Griffith States the Repeal Amendment for "Don't Ask, Don't Tell" a Political Ploy
Congressman Parker Griffith, along with 185 of his House colleagues, voted against final passage of the National Defense Authorization Act for FY 2011, which included an amendment to repeal "Don't Ask Don't Tell." Many House members, including the Chairman and Ranking Member of the House Armed Services Committee, opposed the amendment as it was inserted in the Defense Authorization Bill by the Democrats without consideration for the review currently being conducted by the Department of Defense (DoD).
"Just as we saw with the Democrats cramming through a health care bill the American people did not want -- they have now done the same with "Don't Ask Don't Tell'," said Griffith. "This is a very obvious political ploy and it is dishonorable to place a political agenda within legislation authorizing funding for our warfighters.
"We need to do our military justice. Placing this amendment within legislation authorizing funding for our military is disrespectful to our servicemembers. Before the policy is changed, we need to - at the least - hear concerns military personnel may have with a repeal of "Don't Ask Don't Tell.'
"I refuse to take part in the Democrat's political agenda.
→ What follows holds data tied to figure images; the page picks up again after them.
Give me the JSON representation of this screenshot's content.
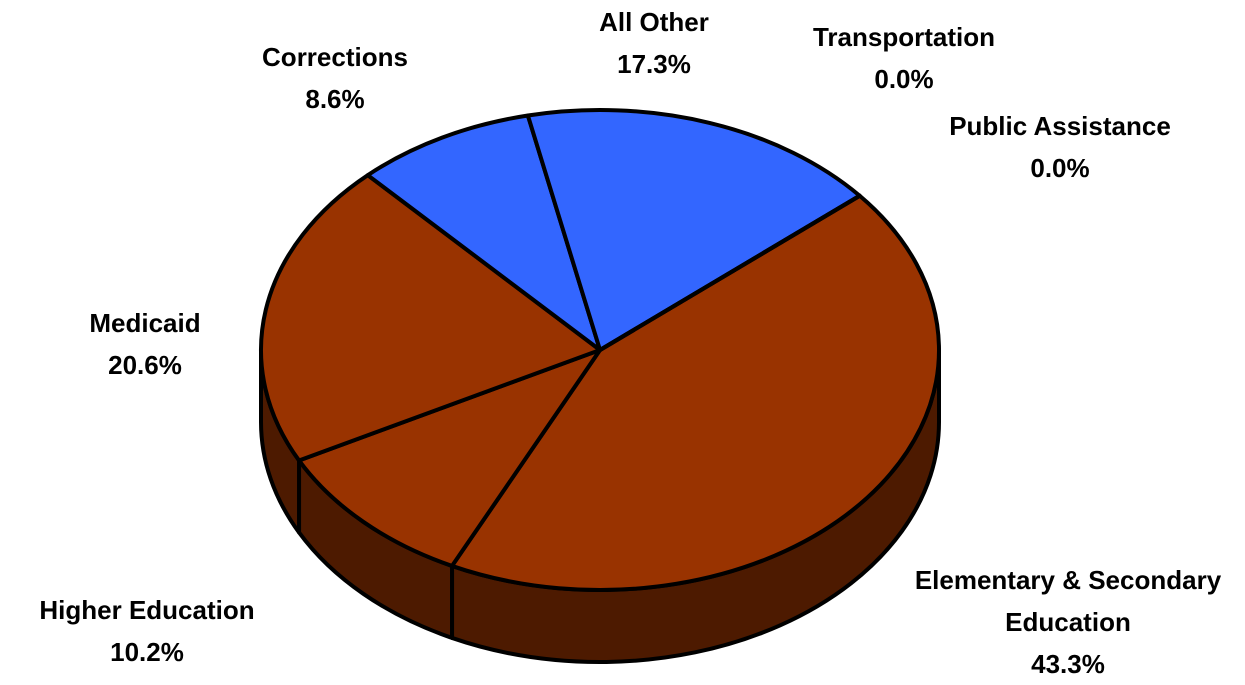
{
  "chart_data": {
    "type": "pie",
    "categories": [
      "Elementary & Secondary Education",
      "Higher Education",
      "Medicaid",
      "Corrections",
      "All Other",
      "Transportation",
      "Public Assistance"
    ],
    "values": [
      43.3,
      10.2,
      20.6,
      8.6,
      17.3,
      0.0,
      0.0
    ],
    "value_labels": [
      "43.3%",
      "10.2%",
      "20.6%",
      "8.6%",
      "17.3%",
      "0.0%",
      "0.0%"
    ],
    "colors": [
      "#993300",
      "#993300",
      "#993300",
      "#3366ff",
      "#3366ff",
      "#993300",
      "#993300"
    ]
  }
}
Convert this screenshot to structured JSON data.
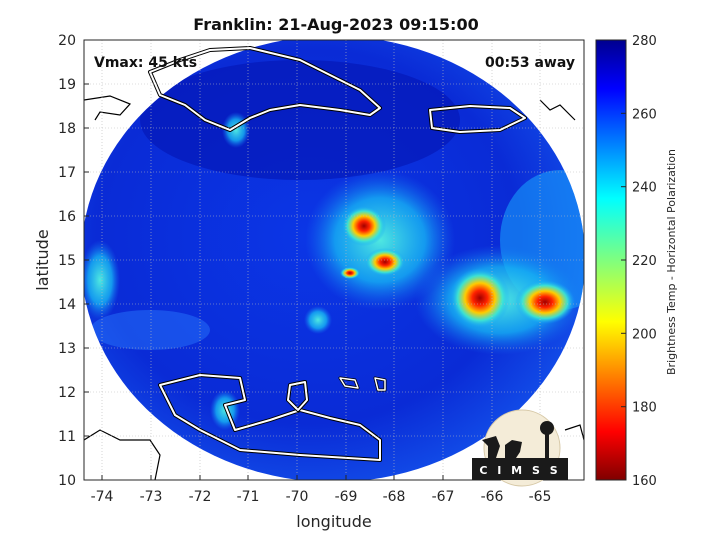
{
  "title": "Franklin: 21-Aug-2023 09:15:00",
  "vmax_label": "Vmax: 45 kts",
  "time_away": "00:53 away",
  "x_axis": {
    "label": "longitude",
    "ticks": [
      "-74",
      "-73",
      "-72",
      "-71",
      "-70",
      "-69",
      "-68",
      "-67",
      "-66",
      "-65"
    ]
  },
  "y_axis": {
    "label": "latitude",
    "ticks": [
      "10",
      "11",
      "12",
      "13",
      "14",
      "15",
      "16",
      "17",
      "18",
      "19",
      "20"
    ]
  },
  "colorbar": {
    "label": "Brightness Temp - Horizontal Polarization",
    "min": 160,
    "max": 280,
    "ticks": [
      "160",
      "180",
      "200",
      "220",
      "240",
      "260",
      "280"
    ],
    "colormap": "jet"
  },
  "logo": {
    "text": "C I M S S"
  },
  "chart_data": {
    "type": "heatmap",
    "title": "Franklin: 21-Aug-2023 09:15:00",
    "xlabel": "longitude",
    "ylabel": "latitude",
    "xlim": [
      -74.5,
      -64.3
    ],
    "ylim": [
      10,
      20
    ],
    "colorbar_range": [
      160,
      280
    ],
    "background_value": 268,
    "swath": {
      "shape": "circle",
      "center_lon": -69.3,
      "center_lat": 14.75,
      "radius_deg_lon": 5.0
    },
    "features": [
      {
        "lon": -68.8,
        "lat": 15.3,
        "min_value": 180
      },
      {
        "lon": -66.2,
        "lat": 14.0,
        "min_value": 185
      },
      {
        "lon": -64.9,
        "lat": 14.0,
        "min_value": 185
      }
    ]
  }
}
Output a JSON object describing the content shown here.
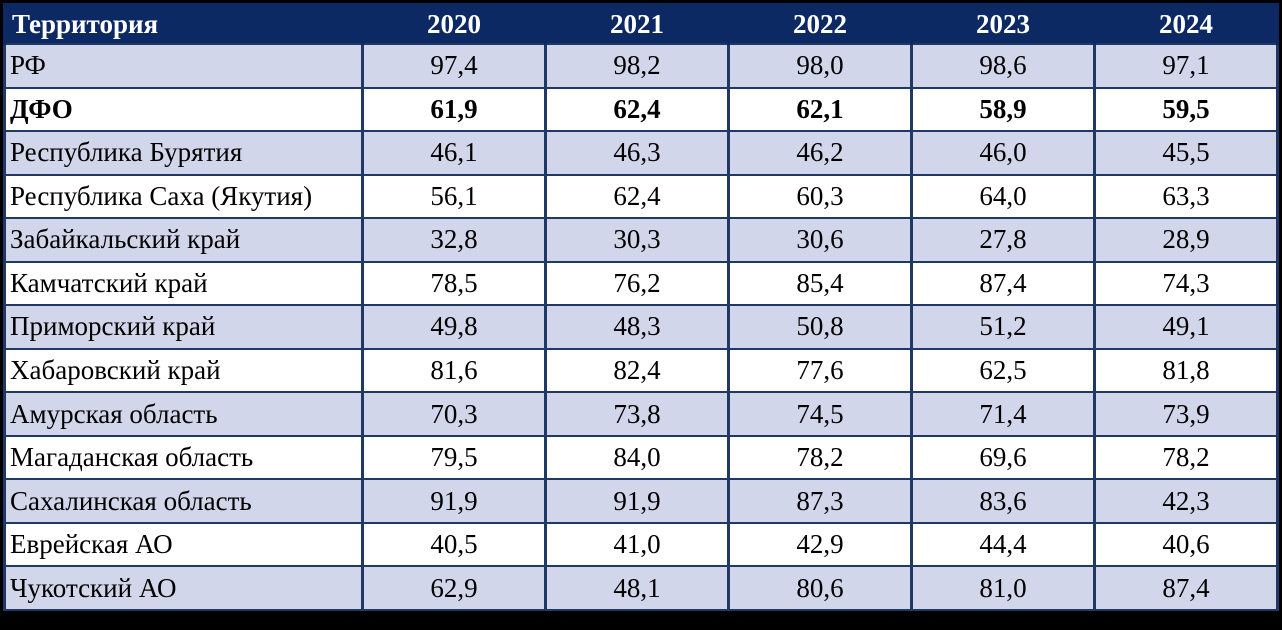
{
  "chart_data": {
    "type": "table",
    "columns": [
      "Территория",
      "2020",
      "2021",
      "2022",
      "2023",
      "2024"
    ],
    "rows": [
      {
        "territory": "РФ",
        "values": [
          "97,4",
          "98,2",
          "98,0",
          "98,6",
          "97,1"
        ],
        "bold": false,
        "shaded": true
      },
      {
        "territory": "ДФО",
        "values": [
          "61,9",
          "62,4",
          "62,1",
          "58,9",
          "59,5"
        ],
        "bold": true,
        "shaded": false
      },
      {
        "territory": "Республика Бурятия",
        "values": [
          "46,1",
          "46,3",
          "46,2",
          "46,0",
          "45,5"
        ],
        "bold": false,
        "shaded": true
      },
      {
        "territory": "Республика Саха (Якутия)",
        "values": [
          "56,1",
          "62,4",
          "60,3",
          "64,0",
          "63,3"
        ],
        "bold": false,
        "shaded": false
      },
      {
        "territory": "Забайкальский край",
        "values": [
          "32,8",
          "30,3",
          "30,6",
          "27,8",
          "28,9"
        ],
        "bold": false,
        "shaded": true
      },
      {
        "territory": "Камчатский край",
        "values": [
          "78,5",
          "76,2",
          "85,4",
          "87,4",
          "74,3"
        ],
        "bold": false,
        "shaded": false
      },
      {
        "territory": "Приморский край",
        "values": [
          "49,8",
          "48,3",
          "50,8",
          "51,2",
          "49,1"
        ],
        "bold": false,
        "shaded": true
      },
      {
        "territory": "Хабаровский край",
        "values": [
          "81,6",
          "82,4",
          "77,6",
          "62,5",
          "81,8"
        ],
        "bold": false,
        "shaded": false
      },
      {
        "territory": "Амурская область",
        "values": [
          "70,3",
          "73,8",
          "74,5",
          "71,4",
          "73,9"
        ],
        "bold": false,
        "shaded": true
      },
      {
        "territory": "Магаданская область",
        "values": [
          "79,5",
          "84,0",
          "78,2",
          "69,6",
          "78,2"
        ],
        "bold": false,
        "shaded": false
      },
      {
        "territory": "Сахалинская область",
        "values": [
          "91,9",
          "91,9",
          "87,3",
          "83,6",
          "42,3"
        ],
        "bold": false,
        "shaded": true
      },
      {
        "territory": "Еврейская АО",
        "values": [
          "40,5",
          "41,0",
          "42,9",
          "44,4",
          "40,6"
        ],
        "bold": false,
        "shaded": false
      },
      {
        "territory": "Чукотский АО",
        "values": [
          "62,9",
          "48,1",
          "80,6",
          "81,0",
          "87,4"
        ],
        "bold": false,
        "shaded": true
      }
    ]
  },
  "colors": {
    "header_bg": "#0d2963",
    "header_text": "#ffffff",
    "shaded_row_bg": "#d1d6ea",
    "plain_row_bg": "#ffffff",
    "border": "#1f3864",
    "frame": "#000000",
    "cell_text": "#000000"
  }
}
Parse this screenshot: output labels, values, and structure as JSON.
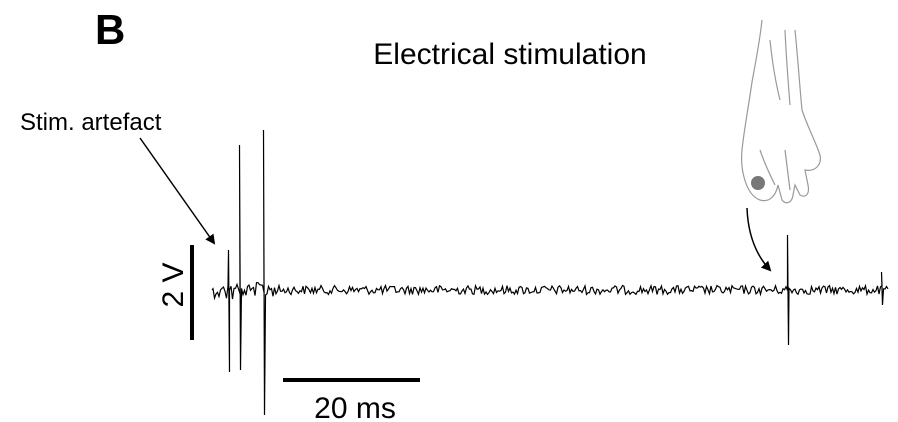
{
  "panel_label": "B",
  "title": "Electrical stimulation",
  "annotation": "Stim. artefact",
  "scale_bars": {
    "vertical": "2 V",
    "horizontal": "20 ms"
  }
}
We always need to support our military men and women serving our country and respect their concerns, especially now while we wage two wars."
This week, all four military Service Chiefs have sent letters opposing a repeal of "Don't Ask, Don't Tell" before the DoD completes its review.
H.R. 5136, the National Defense Authorization Act for Fiscal Year 2011, authorizes pay raises for military personnel and sets policies governing Pentagon procurements.